JurnalPatroliNews | Manggarai – Rumah Sakit Umum Daerah (RSUD) Ruteng, Kabupaten Manggarai, Nusa Tenggara Timur (NTT), memberikan klarifikasi menyusul viralnya komentar seorang dokter berinisial BCS di media sosial yang dinilai tidak menunjukkan empati terhadap seorang pasien peserta BPJS Kesehatan bernama Yurizal.
Perhatian publik terhadap kasus ini meningkat setelah unggahan Yurizal di platform Threads mengenai pengalaman pelayanan kesehatan yang diterimanya menjadi perbincangan luas. Beberapa hari kemudian, akun media sosial yang mengaku sebagai kerabat korban menginformasikan bahwa Yurizal meninggal dunia pada 31 Juli 2026.
Perkembangan tersebut memicu berbagai tanggapan di media sosial, termasuk sorotan terhadap komentar yang sebelumnya ditujukan kepada Yurizal dan dinilai tidak mencerminkan empati.
Menanggapi hal itu, manajemen RSUD Ruteng menyampaikan pernyataan resmi melalui akun Instagram institusi pada Rabu (5/8/2026).
Dalam keterangannya, rumah sakit menegaskan bahwa komentar yang disampaikan oknum dokter merupakan pendapat pribadi dan tidak mewakili sikap maupun kebijakan institusi.
“Kami sampaikan bahwa pernyataan dimaksud merupakan opini pribadi yang bersangkutan dan tidak mewakili sikap, nilai, maupun standar pelayanan RSUD Ruteng. Hal ini juga bertentangan dengan kode etik yang berlaku di lingkungan kami,” tulis manajemen RSUD Ruteng.
Manajemen juga menyatakan akan memperkuat pembinaan terhadap seluruh tenaga kesehatan dan pegawai agar lebih bijaksana, santun, dan bertanggung jawab dalam menggunakan media sosial maupun menyampaikan pendapat di ruang publik.
RSUD Ruteng menegaskan komitmennya untuk terus menjaga pelayanan kesehatan yang profesional serta berorientasi pada nilai-nilai kemanusiaan.
“Pelayanan yang humanis dan profesional akan terus kami jaga,” demikian pernyataan rumah sakit.
Selain itu, pihak rumah sakit menyebut telah mengambil langkah sesuai mekanisme internal terhadap oknum yang bersangkutan.
“Menindaklanjuti hal tersebut, pihak manajemen telah melakukan langkah-langkah sesuai aturan dan kebijakan internal rumah sakit kepada oknum yang terkait,” tulis RSUD Ruteng.

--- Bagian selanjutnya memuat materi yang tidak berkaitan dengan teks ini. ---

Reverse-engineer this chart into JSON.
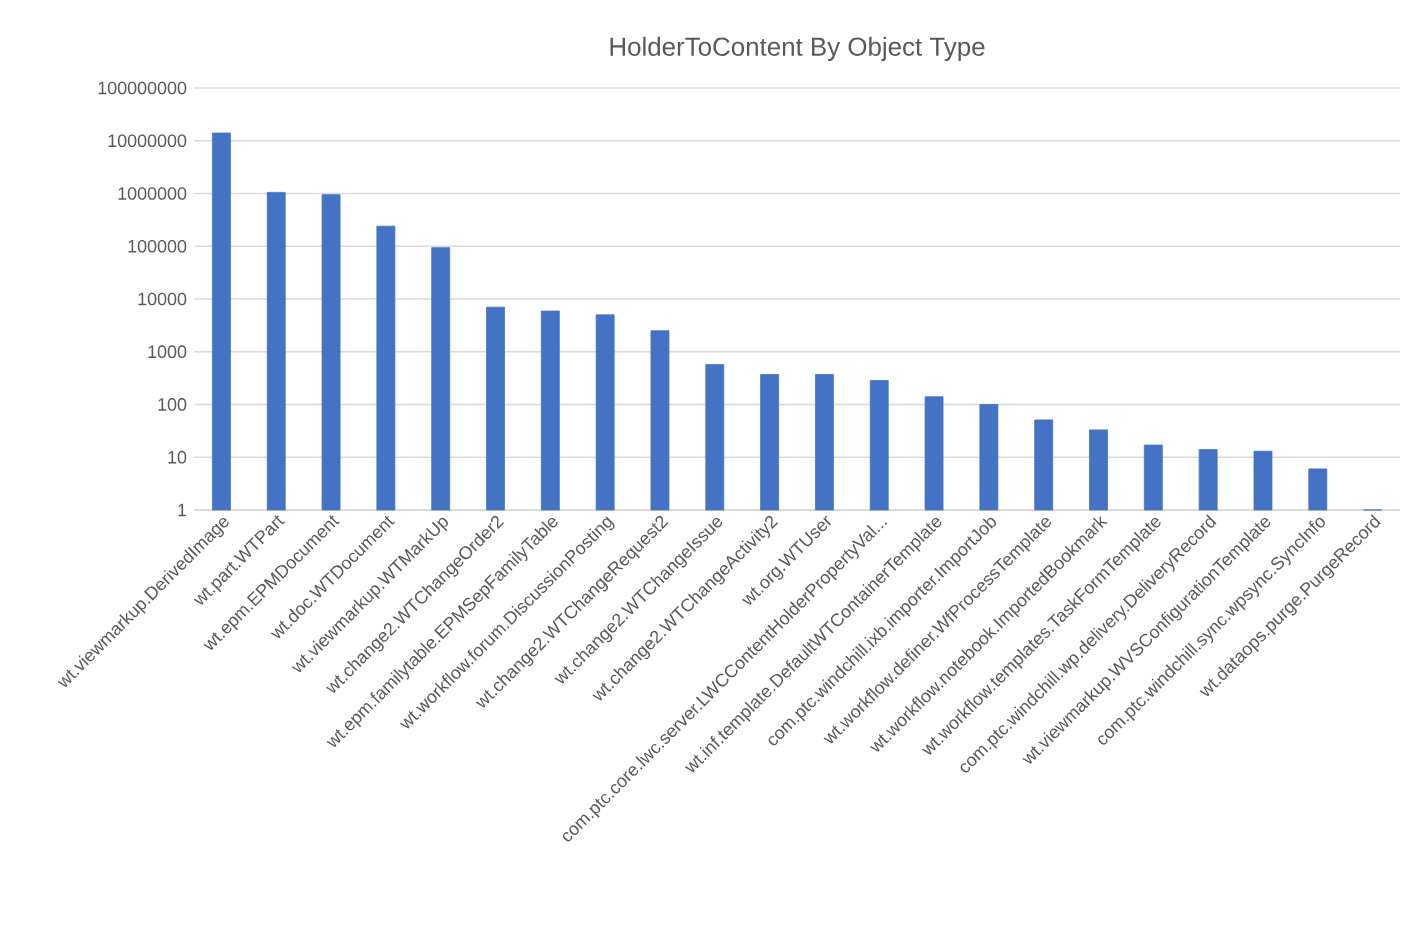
{
  "chart_data": {
    "type": "bar",
    "title": "HolderToContent By Object Type",
    "categories": [
      "wt.viewmarkup.DerivedImage",
      "wt.part.WTPart",
      "wt.epm.EPMDocument",
      "wt.doc.WTDocument",
      "wt.viewmarkup.WTMarkUp",
      "wt.change2.WTChangeOrder2",
      "wt.epm.familytable.EPMSepFamilyTable",
      "wt.workflow.forum.DiscussionPosting",
      "wt.change2.WTChangeRequest2",
      "wt.change2.WTChangeIssue",
      "wt.change2.WTChangeActivity2",
      "wt.org.WTUser",
      "com.ptc.core.lwc.server.LWCContentHolderPropertyVal...",
      "wt.inf.template.DefaultWTContainerTemplate",
      "com.ptc.windchill.ixb.importer.ImportJob",
      "wt.workflow.definer.WfProcessTemplate",
      "wt.workflow.notebook.ImportedBookmark",
      "wt.workflow.templates.TaskFormTemplate",
      "com.ptc.windchill.wp.delivery.DeliveryRecord",
      "wt.viewmarkup.WVSConfigurationTemplate",
      "com.ptc.windchill.sync.wpsync.SyncInfo",
      "wt.dataops.purge.PurgeRecord"
    ],
    "values": [
      14000000,
      1050000,
      950000,
      240000,
      94000,
      7000,
      5900,
      5000,
      2500,
      570,
      370,
      370,
      285,
      140,
      100,
      51,
      33,
      17,
      14,
      13,
      6,
      1
    ],
    "color": "#4472c4",
    "log": "y",
    "ylim": [
      1,
      100000000
    ],
    "yticks": [
      1,
      10,
      100,
      1000,
      10000,
      100000,
      1000000,
      10000000,
      100000000
    ],
    "grid": "y"
  }
}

Kasus Berawal dari Unggahan Pasien di Media Sosial
Perkara ini bermula dari unggahan Yurizal di platform Threads pada 22 Juli 2026, yang menceritakan pengalamannya saat menunggu pelayanan rawat inap.
Dalam unggahan tersebut, ia menulis bahwa dirinya belum memperoleh ruang perawatan setelah menunggu selama beberapa jam dan menyebut menggunakan layanan BPJS Kesehatan.
Unggahan tersebut kemudian menjadi perhatian publik dan memunculkan berbagai komentar dari pengguna media sosial.
UGM dan RSUP Dr Sardjito Ikut Memberikan Penjelasan
Kasus ini juga menyeret nama seorang dokter berinisial EPR, yang belakangan diketahui merupakan peserta Program Pendidikan Dokter Spesialis (PPDS) dari Fakultas Kedokteran, Kesehatan Masyarakat, dan Keperawatan (FKKMK) Universitas Gadjah Mada (UGM).
Juru Bicara UGM Dr. I Made Andi Arsana menyatakan bahwa persoalan tersebut telah menjadi perhatian universitas dan sedang dibahas secara internal.
“Kemarin ada diskusi internal di UGM terutama FKKMK,” ujar Made Andi.
Ia menambahkan bahwa hasil pembahasan internal akan disampaikan setelah proses evaluasi selesai dilakukan.
Sementara itu, Manajer Hukum dan Humas RSUP Dr Sardjito, Banu Hermawan, menjelaskan bahwa EPR bukan merupakan pegawai rumah sakit, melainkan peserta pendidikan dokter spesialis.
Menurutnya, status tersebut penting untuk dipahami agar tidak menimbulkan kesalahpahaman mengenai hubungan kepegawaian dengan RSUP Dr Sardjito.
Di sisi lain, berdasarkan penelusuran di media sosial, akun yang dikaitkan dengan EPR disebut telah menyampaikan permintaan maaf atas unggahan yang menjadi sorotan publik.